Türkiye’nin Fırat’ın Doğusuna operasyon yapacağı gün gibi açıkken PYD sırtını ABD’ye veren stratejiden vazgeçmedi!
“Barış Pınarı Harekatı” öncesinde de PYD lider kadrosu Amerika’nın kendilerine yardım edeceğinden emindi. Zira ABD PYD’nin denetiminde 20 üs inşa etmiş ve Trump attığı twitlerle örgüte sahip çıkacağı mesajını vermişti.
Cumhurbaşkanı Erdoğan’ın “bıçak kemiğe dayandı, kendi göbeğimizi kendimiz keseriz” söylemi, sonrasında New York’ta Trump ile yapılan görüşme sürecin güzergahını değiştirdi.
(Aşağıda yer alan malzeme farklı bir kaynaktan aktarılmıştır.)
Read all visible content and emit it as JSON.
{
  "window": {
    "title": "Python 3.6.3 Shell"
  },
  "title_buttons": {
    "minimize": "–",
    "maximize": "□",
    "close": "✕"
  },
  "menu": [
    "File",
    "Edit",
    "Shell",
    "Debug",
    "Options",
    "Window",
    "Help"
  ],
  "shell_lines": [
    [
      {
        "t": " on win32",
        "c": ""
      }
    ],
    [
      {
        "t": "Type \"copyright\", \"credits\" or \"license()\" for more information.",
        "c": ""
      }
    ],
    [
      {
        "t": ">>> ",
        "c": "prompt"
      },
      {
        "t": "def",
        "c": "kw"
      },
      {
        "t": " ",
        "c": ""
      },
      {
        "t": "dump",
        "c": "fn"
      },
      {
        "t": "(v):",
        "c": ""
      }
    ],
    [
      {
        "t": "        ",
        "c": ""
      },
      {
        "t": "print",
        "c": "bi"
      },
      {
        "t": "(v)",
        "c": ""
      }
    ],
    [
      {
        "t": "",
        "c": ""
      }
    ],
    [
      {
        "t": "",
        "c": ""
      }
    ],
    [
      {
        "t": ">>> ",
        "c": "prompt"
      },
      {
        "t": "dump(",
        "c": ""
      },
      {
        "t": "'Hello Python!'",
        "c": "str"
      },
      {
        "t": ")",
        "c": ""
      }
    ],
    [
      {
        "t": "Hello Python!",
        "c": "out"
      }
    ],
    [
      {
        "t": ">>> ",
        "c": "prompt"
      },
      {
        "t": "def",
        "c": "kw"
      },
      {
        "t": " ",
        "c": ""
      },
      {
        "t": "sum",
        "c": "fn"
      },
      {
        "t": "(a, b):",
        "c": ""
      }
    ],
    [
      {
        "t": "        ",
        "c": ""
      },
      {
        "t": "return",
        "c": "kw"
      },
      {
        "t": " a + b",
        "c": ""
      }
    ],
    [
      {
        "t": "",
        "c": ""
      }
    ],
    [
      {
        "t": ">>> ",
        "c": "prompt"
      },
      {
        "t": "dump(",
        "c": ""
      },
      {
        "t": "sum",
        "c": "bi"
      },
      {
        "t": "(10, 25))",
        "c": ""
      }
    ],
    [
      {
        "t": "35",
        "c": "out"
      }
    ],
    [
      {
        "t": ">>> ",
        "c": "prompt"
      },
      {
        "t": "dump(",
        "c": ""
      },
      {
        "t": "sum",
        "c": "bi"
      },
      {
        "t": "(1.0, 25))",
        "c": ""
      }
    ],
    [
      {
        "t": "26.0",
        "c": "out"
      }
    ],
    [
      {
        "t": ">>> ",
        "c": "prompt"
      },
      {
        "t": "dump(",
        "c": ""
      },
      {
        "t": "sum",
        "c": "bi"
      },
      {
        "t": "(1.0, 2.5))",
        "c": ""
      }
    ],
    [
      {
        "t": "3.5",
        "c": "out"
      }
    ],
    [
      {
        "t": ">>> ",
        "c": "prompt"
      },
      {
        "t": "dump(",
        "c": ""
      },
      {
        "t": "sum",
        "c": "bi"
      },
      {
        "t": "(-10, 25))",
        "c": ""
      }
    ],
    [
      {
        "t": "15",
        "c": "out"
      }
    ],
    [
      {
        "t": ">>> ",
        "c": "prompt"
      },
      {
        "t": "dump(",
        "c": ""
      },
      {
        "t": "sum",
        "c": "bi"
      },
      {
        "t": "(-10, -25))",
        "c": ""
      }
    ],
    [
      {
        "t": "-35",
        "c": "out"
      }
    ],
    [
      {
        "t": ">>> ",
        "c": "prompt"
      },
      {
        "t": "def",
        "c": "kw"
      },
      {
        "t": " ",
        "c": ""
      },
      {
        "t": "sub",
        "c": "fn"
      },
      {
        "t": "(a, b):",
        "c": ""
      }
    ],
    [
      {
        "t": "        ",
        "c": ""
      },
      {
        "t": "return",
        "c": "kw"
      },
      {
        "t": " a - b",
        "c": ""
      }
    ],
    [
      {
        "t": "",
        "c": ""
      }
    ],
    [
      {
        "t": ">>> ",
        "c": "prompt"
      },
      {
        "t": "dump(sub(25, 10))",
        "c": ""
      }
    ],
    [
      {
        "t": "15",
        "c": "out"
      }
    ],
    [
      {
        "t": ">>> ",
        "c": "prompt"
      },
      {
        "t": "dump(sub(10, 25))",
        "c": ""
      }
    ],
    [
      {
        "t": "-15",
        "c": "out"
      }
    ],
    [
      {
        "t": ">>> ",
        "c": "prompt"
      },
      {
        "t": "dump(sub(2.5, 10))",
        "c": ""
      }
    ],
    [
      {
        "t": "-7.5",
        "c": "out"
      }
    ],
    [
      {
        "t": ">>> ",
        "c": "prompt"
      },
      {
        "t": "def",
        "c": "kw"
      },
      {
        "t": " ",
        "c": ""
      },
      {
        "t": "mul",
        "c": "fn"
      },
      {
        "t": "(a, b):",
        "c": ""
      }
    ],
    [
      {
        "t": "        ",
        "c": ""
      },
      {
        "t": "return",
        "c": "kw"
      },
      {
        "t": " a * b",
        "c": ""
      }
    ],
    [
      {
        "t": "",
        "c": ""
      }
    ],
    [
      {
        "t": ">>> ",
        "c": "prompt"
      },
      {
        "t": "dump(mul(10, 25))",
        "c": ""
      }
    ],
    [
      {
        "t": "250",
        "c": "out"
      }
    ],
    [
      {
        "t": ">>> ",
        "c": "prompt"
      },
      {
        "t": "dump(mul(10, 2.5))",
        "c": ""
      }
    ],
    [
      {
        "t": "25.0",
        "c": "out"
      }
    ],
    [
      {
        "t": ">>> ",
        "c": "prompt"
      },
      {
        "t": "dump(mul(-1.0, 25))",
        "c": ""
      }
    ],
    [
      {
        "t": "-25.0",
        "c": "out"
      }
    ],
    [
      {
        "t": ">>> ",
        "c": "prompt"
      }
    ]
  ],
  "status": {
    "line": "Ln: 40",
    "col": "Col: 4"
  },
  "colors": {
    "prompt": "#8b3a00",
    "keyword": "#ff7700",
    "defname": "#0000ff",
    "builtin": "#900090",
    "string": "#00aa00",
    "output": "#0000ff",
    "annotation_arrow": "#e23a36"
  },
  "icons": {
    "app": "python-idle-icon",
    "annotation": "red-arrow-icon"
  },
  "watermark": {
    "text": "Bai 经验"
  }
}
Fırat’ın Doğusuna başlatılan Harekatın ilk anlarında Trump’un ekonomik ve siyasi tehditleri, Türkiye kamuoyunda “acabaların” oluşmasına neden olmaya başlamıştı ki Birleşmiş Milletler Güvenlik Konseyi'nde (BMGK) bazı ülkelerin Türkiye’nin PYD’ye yönelik operasyonun kınanması teklifinin ABD ve Rusya’nın vetosuna takılması kafaları bir kez daha karıştırdı. Çünkü kamuoyu atılan onca tehdit twiti sonrasında Amerika’nın BMGK’da operasyona yönelik sert bir tutum almasını beklerken tam tersi oldu.
Bu veto ile;
1- Trump’un attığı tehdit twitlerinin gerçekçi olmadığı
2- Türkiye ile ABD’nin bu harekatın yapılabilirliği noktasında hemfikir olduğu... En azından Amerikanın bu operasyona göründüğü kadar karşı olmadığı
3- ABD’nin PYD desteğinin geçici ve taktiksel olduğu, belki de Türkiye ile ilişkileri derinleştirmek için PYD'nin sopa olarak kullanıldığı ve işi bitince sopanın bırakıldığı anlaşıldı.
Amerikan vetosundan sonra kafada kalan tek soru işareti Amerika binlerce tır silah yardımında bulunduğu PYD’yi neyin karşılığında terk etti sorusu oldu.
Öyle ya Türkiye Amerika'yı yüzde yüz ters istikamette bir pozisyona getirdi ise bu nasıl başarıldı. Amerika bunun karşılığında ne alacak?
Bu yanıtsız soru ileriki günlerde cevabını elbette bulacaktır.